Её мать была необыкновенно красивой и волнующей женщиной. На поселке её избегали, но как сказал мне однажды пьяный школьный сторож Трофим – «ревнуют, бабы». В те дни я был юным десятиклассником, мало что понимал в отношениях взрослых и бегал в гости к однокласснице. Вечерами мы сидели за столом под низким абажуром, пили чай, ели хрустящую выпечку и болтали о пустяках.

Когда я спрашивал, почему она так и не уехала из этой глухомани, почему осталась, пожалуй, уже навсегда, она виновато улыбнувшись отвечала, что родилась тут и не хочет ничего менять в судьбе. Чувствовалась в её словах какая-то незнакомая для меня покорность. Осознанная покорность, тысячу раз пережитая, как матрица, стелившаяся на душу, на ум, на чувства.

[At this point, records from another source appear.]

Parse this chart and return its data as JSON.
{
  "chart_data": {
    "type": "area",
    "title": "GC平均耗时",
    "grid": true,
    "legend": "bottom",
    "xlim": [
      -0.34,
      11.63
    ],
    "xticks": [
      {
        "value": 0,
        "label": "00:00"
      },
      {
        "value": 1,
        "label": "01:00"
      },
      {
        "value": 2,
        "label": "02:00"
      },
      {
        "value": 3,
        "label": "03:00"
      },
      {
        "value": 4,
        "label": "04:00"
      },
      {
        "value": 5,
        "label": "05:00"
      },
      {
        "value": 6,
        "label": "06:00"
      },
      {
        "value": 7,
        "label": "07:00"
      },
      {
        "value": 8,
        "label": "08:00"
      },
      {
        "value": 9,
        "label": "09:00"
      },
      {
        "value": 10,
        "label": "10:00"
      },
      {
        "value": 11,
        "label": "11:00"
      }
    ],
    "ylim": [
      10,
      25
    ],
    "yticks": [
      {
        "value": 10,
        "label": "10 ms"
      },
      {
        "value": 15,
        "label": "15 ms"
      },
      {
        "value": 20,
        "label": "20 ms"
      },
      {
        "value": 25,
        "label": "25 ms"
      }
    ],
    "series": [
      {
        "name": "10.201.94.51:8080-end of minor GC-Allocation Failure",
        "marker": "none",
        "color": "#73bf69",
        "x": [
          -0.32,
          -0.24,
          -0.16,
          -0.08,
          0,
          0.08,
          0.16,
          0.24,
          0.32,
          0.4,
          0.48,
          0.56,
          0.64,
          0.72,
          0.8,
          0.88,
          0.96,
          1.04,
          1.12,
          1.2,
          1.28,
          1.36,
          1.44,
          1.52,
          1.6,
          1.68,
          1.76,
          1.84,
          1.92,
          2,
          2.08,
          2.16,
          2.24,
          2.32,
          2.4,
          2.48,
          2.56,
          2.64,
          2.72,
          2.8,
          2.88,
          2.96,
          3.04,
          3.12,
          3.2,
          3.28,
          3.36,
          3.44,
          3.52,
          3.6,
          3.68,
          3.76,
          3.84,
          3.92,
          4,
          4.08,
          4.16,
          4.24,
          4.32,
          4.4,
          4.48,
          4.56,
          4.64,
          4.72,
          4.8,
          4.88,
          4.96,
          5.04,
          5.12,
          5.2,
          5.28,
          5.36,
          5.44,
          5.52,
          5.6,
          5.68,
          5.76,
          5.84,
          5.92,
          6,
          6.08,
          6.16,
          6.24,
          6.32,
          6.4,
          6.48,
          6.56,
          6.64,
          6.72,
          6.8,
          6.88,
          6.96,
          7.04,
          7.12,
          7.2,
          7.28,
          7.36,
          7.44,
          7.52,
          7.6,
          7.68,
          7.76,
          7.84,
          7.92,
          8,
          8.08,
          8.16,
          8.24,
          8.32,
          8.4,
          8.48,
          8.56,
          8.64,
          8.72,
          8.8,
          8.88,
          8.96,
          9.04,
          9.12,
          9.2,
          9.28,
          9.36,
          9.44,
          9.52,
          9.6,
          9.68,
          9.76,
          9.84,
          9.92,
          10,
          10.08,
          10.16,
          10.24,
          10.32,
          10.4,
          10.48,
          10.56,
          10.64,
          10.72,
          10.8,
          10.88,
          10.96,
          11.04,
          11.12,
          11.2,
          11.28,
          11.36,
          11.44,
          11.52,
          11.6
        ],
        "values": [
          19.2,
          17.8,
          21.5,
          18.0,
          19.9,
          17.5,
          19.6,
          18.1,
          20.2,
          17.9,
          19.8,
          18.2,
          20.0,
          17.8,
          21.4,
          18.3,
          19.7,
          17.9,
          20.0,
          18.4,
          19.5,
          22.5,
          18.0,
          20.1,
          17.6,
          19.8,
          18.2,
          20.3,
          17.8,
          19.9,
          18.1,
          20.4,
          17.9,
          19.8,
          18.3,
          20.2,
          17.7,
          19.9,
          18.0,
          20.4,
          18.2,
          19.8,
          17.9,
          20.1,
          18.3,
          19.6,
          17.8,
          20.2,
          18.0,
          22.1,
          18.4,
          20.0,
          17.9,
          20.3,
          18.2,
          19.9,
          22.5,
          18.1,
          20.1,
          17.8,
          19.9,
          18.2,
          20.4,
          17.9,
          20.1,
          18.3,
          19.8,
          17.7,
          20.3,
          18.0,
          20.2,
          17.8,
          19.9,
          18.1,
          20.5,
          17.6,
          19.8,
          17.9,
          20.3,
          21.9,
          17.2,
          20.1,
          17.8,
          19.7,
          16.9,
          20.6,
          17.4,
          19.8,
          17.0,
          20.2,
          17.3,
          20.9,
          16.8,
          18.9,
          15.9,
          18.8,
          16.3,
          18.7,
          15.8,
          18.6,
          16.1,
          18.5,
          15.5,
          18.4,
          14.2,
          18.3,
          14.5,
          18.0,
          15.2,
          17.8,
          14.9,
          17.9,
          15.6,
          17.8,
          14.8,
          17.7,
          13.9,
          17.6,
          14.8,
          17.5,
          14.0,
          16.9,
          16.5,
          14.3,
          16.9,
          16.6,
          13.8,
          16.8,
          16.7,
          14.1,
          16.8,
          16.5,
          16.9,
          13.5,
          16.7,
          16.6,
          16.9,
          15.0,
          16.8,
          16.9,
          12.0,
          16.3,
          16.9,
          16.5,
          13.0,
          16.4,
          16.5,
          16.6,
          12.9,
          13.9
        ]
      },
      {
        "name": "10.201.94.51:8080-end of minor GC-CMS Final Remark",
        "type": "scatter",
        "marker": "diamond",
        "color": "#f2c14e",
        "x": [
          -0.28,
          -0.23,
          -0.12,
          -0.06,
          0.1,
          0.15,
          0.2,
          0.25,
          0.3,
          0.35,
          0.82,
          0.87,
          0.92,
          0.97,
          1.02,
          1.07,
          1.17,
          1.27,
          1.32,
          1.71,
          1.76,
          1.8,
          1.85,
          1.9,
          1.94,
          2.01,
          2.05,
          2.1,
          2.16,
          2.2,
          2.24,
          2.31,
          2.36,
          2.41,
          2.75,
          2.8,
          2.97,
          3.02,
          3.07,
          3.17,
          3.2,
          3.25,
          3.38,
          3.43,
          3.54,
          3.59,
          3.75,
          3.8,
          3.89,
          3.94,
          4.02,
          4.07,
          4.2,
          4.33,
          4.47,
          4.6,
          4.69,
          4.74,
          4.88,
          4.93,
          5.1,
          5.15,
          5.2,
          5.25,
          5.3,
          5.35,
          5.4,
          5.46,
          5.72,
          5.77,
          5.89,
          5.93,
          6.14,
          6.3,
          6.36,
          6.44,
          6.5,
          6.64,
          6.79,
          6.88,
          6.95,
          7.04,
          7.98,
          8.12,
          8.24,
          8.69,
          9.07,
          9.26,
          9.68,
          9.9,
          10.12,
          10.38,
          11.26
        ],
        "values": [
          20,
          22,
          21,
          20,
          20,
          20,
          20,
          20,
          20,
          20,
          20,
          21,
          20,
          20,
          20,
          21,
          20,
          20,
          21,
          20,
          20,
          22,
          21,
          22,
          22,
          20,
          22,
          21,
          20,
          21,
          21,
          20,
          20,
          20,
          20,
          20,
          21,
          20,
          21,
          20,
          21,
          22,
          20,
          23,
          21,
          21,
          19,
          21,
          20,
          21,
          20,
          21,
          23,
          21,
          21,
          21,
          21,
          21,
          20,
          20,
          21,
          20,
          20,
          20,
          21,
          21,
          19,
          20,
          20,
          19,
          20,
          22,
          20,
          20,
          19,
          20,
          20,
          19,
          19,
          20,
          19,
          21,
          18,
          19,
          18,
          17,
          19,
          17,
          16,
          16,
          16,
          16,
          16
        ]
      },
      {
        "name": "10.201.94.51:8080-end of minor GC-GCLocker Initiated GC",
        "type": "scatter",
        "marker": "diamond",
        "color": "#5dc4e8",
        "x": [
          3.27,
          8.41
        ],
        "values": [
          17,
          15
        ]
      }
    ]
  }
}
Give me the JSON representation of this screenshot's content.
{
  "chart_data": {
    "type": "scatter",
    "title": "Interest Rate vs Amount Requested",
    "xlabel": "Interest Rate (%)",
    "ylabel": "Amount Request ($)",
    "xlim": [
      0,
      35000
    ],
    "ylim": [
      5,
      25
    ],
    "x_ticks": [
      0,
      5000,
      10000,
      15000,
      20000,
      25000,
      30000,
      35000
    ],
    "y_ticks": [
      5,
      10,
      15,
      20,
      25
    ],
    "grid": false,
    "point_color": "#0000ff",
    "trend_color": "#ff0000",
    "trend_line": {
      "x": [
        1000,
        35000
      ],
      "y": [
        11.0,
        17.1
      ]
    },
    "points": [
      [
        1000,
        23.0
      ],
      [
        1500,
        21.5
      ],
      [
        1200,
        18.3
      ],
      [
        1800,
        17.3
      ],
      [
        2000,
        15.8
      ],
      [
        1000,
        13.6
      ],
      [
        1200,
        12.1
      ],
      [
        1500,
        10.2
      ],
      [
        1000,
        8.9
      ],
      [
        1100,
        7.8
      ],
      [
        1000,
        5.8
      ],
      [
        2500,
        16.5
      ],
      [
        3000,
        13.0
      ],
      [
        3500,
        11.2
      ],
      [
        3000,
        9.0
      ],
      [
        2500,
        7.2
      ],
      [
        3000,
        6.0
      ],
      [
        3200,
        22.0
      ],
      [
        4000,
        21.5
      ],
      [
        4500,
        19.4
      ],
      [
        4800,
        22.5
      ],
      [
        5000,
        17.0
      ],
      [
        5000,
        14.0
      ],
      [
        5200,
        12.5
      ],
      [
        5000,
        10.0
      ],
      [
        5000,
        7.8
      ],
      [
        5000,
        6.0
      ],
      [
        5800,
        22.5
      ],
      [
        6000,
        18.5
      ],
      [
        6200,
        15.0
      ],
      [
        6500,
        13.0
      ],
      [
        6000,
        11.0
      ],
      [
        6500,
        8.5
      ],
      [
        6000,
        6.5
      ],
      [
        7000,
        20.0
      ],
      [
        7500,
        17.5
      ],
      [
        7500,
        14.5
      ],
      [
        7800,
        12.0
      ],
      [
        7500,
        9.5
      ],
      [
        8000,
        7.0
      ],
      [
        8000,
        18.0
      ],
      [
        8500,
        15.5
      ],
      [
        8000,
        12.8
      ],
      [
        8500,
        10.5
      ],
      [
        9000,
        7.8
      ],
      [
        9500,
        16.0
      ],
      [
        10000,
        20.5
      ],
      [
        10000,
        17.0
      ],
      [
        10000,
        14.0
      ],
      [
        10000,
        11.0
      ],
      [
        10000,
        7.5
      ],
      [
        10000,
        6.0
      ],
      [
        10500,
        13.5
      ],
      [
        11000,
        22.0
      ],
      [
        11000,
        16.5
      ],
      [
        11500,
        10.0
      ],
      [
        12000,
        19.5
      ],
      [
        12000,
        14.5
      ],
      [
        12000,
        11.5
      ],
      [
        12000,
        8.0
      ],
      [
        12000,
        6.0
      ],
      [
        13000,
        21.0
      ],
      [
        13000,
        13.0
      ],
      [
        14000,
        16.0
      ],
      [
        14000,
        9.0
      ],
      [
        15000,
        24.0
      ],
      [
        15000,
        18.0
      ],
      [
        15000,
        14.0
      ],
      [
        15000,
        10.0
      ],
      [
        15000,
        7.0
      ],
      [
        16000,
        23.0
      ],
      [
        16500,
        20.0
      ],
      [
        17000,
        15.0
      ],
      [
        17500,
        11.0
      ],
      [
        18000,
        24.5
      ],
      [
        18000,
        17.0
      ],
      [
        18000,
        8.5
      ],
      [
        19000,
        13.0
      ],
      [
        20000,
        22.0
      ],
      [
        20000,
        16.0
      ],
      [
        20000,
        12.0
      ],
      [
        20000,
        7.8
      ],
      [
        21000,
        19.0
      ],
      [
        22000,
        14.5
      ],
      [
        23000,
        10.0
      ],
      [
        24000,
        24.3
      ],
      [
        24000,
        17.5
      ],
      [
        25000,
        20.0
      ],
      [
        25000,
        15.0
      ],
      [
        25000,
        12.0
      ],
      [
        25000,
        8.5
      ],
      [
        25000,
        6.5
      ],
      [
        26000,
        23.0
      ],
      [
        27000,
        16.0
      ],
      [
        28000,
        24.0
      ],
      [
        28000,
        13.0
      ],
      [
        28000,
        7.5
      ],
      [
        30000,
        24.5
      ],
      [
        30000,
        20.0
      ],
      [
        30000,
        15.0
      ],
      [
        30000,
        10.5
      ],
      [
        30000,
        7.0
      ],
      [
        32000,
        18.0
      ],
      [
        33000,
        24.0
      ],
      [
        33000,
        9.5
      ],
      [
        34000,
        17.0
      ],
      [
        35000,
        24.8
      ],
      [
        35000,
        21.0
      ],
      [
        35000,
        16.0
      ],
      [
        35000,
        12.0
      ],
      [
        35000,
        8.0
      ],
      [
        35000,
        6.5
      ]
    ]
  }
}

- Твоя мама очень красивая, - говорил я своей однокласснице, когда провожал её после школы домой.
- Это от бабушки. Она сидела тут в лагере. И мама в лагере родилась.
- А кто же был её отцом?
- Не знаю. Мама как-то проговорилась, что бабушка была любовницей начальника лагеря. Может быть… Ты зайдешь к нам?

Зимние северные вечера длинные, однообразные и люди стремятся укрыться в жилищах. Её полные руки обнажались до локтей, когда она держала чашку над столом. Трудно было представить в ней маму моей одноклассницы. Низкий абажур скрывал выражение её красивого лица. Очевидно, она всегда пользовалась этим, что бы незаметно следить за собеседником.

- А вы помните что-то из лагерной жизни? – интересовался я.
- На самом деле, всё было обыкновенным, - улыбалась она. – На этом месте стоял дом начальника лагеря. Тут и сегодня мало что изменилось.
- В каком смысле?
- Мы очень виноваты перед теми, кто о нас всегда помнит и заботится.

 Когда уже затемно я возвращался домой, я вдруг обращал внимание на странное положение предметов и обстановки, которой не замечал раньше. Электрический свет уличных фонарей растекался вдоль высоких заборов производственных площадок. По периметру тянулась колючая проволока, а где-то вверху в сумраке глухой северной ночи притаились часовые вышки.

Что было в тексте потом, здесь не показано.